Mesmo antes do lançamento já se ouvia rumores pouco edificantes sobre o trabalho. Puro preconceito. Com arranjos de Eumir Deodato, produção de Kassin e uma boa seleção de músicos convidados, Vanessa da Mata Canta Tom Jobim, não é um tragédia. Está, porém, anos luz de ser digno de lembrança histórica. As músicas selecionadas são manjadas do grande público e nenhuma novidade foi presenteada aos fãs. Mas a voz de Vanessa agrada do começo ao fim e mesmo soando pop demais, o disco é bacaninha. Pop no sentido de atrair o público mais jovem e que não tem contatos com a obra de Tom, podem se render ainda mais à carreira de ambos os artistas.

O maior acerto do trabalho é mesmo a produção de Kassin. Aparentando uma busca de rejuvenescimento de canções tão famosas e pertencentes ao imaginário coletivo do brasileiro, as soluções do produtor em momento algum descaracterizam o cancioneiro de Jobim. Ao contrário, ajudam a dar uma cara jovem e atualizada a estes clássicos. Eumir também acerta em muito na atmosfera reverente dos arranjos, principalmente os de cordas. O problema é mesmo a Vanessa cantora.

Ainda que a matogrossense tenha bons momentos nas interpretações de Caminhos Cruzados (Jobim / Custódio Mesquita), música que abre o cd, Chovendo na Roseira (Tom Jobim), Só Danço Samba (Jobim / Vinícius de Moraes) e Este seu Olhar (Tom Jobim), o tom que domina o trabalho é estridente demais, alto demais.
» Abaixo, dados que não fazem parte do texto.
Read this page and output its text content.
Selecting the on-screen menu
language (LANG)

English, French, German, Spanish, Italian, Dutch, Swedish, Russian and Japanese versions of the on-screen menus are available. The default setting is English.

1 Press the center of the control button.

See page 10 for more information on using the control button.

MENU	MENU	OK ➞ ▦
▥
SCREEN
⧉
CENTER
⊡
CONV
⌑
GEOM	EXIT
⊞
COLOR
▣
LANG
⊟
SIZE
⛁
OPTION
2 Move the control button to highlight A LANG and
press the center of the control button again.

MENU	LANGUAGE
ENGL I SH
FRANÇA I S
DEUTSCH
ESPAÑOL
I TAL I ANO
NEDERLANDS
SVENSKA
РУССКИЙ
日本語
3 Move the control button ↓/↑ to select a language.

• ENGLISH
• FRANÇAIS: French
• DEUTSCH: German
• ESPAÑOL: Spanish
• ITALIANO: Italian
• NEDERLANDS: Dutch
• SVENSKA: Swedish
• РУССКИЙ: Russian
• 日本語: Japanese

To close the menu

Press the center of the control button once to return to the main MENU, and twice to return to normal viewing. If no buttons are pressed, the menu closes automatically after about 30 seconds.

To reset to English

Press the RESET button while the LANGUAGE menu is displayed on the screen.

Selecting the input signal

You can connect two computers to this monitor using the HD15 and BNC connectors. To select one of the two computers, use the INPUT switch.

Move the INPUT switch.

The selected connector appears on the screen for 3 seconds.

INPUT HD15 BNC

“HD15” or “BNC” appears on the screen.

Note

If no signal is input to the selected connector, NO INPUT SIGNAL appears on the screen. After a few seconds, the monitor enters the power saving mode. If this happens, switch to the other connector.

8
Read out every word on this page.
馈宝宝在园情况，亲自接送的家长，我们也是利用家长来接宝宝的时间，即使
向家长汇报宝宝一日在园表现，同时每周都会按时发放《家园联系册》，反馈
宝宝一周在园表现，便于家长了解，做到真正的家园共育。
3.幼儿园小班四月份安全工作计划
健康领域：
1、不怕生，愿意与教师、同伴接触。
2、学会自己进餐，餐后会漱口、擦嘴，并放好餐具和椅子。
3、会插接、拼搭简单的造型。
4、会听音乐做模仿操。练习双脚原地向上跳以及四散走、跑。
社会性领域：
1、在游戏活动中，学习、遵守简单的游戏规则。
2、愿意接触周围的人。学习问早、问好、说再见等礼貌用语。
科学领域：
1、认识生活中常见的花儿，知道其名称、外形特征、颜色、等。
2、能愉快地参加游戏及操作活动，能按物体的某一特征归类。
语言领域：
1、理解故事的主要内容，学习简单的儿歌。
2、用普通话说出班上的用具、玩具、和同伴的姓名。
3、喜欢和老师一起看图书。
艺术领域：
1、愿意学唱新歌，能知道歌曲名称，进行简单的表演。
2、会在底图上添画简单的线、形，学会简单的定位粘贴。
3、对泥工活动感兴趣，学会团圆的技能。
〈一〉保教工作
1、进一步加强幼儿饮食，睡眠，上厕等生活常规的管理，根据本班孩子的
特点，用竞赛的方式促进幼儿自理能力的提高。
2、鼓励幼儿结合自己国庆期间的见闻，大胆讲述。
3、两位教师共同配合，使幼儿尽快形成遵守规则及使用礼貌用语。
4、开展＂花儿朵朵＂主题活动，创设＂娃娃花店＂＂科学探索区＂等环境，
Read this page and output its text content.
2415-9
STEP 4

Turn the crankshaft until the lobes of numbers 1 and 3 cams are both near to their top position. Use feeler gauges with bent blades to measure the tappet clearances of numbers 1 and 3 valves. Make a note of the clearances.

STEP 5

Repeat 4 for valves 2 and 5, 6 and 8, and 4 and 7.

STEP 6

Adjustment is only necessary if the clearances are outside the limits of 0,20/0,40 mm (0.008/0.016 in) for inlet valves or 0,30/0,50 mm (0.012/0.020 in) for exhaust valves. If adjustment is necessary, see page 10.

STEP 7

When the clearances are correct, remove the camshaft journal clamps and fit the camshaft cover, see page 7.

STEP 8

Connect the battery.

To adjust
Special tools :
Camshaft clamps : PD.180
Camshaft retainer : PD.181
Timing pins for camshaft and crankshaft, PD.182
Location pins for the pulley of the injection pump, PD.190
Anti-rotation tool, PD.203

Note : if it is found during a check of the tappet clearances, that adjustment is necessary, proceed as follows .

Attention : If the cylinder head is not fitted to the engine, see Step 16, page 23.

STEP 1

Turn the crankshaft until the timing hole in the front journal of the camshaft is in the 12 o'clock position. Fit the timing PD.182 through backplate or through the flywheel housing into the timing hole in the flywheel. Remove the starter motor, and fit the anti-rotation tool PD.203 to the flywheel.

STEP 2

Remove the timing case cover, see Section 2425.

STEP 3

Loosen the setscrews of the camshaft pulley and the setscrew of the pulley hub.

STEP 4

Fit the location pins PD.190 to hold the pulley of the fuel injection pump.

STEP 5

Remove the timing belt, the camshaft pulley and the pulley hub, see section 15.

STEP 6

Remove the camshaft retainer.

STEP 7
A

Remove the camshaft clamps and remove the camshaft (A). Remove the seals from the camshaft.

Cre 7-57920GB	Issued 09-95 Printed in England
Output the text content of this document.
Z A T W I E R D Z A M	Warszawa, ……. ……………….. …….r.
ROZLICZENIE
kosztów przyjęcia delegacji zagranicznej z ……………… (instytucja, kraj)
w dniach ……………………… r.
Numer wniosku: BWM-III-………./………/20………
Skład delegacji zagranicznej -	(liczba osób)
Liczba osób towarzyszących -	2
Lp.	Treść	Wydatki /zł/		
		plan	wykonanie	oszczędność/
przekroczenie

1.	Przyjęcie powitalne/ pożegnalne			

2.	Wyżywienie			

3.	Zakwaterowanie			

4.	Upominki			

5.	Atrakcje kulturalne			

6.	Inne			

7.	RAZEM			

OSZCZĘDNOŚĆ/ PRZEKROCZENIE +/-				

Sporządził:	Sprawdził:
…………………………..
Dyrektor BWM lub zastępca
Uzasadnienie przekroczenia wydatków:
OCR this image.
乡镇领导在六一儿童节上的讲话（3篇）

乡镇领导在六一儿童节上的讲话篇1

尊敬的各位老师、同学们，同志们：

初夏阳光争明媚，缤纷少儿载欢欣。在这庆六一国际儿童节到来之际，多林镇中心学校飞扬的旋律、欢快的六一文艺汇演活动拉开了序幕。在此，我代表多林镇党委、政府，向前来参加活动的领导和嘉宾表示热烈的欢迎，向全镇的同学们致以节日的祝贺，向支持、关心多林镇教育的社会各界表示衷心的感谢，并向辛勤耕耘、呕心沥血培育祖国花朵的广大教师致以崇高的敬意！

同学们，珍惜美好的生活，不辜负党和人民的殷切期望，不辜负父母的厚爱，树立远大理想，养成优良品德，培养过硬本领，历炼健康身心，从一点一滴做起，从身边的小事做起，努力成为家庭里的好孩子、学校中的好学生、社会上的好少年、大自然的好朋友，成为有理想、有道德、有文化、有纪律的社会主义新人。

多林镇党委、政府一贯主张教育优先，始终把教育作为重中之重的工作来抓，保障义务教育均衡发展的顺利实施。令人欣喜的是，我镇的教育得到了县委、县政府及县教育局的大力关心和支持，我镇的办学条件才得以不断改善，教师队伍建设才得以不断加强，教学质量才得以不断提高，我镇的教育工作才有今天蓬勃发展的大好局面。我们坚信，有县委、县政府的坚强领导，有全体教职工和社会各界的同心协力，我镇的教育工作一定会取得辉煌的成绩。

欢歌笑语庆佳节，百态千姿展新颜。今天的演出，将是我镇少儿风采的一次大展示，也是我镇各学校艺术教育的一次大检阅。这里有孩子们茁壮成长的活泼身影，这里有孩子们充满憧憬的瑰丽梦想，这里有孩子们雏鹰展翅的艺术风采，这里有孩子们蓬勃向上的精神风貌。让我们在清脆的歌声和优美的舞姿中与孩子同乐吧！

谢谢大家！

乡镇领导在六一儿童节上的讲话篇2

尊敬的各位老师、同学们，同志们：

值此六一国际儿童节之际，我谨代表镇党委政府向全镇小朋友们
Muito pouco à vontade na ambientação de temas que exigem um pouco mais que apenas afinação (não, Vanessa não desafina no cd), o descompasso atinge seu auge em Dindi (Jobim / Aloysio de Oliveira), quase gritada a cada final de frase, e, principalmente, em Por Causa de Você, densa parceria de Jobim com Dolores Duran, que na voz de Vanessa soa rasteira, sem pingo de originalidade ou inspiração. Dindi, aliás, só consigo ouvir, atualmente, na voz de Virgínia Rosa no belo disco Voz & Piano (2010 / Lua Discos / 24,99) com o pianista Geraldo Flach.

A média de Vanessa da Mata Canta Tom Jobim fica num patamar bem aquém de outros tantos tributos outrora dedicados a Tom Jobim. Em que pese a boa produção de Kassin, o cd derrapa na superficialidade e na pouca intimidade da cantora com a obra do maior maestro brasileiro. Mas o disco é bonzinho.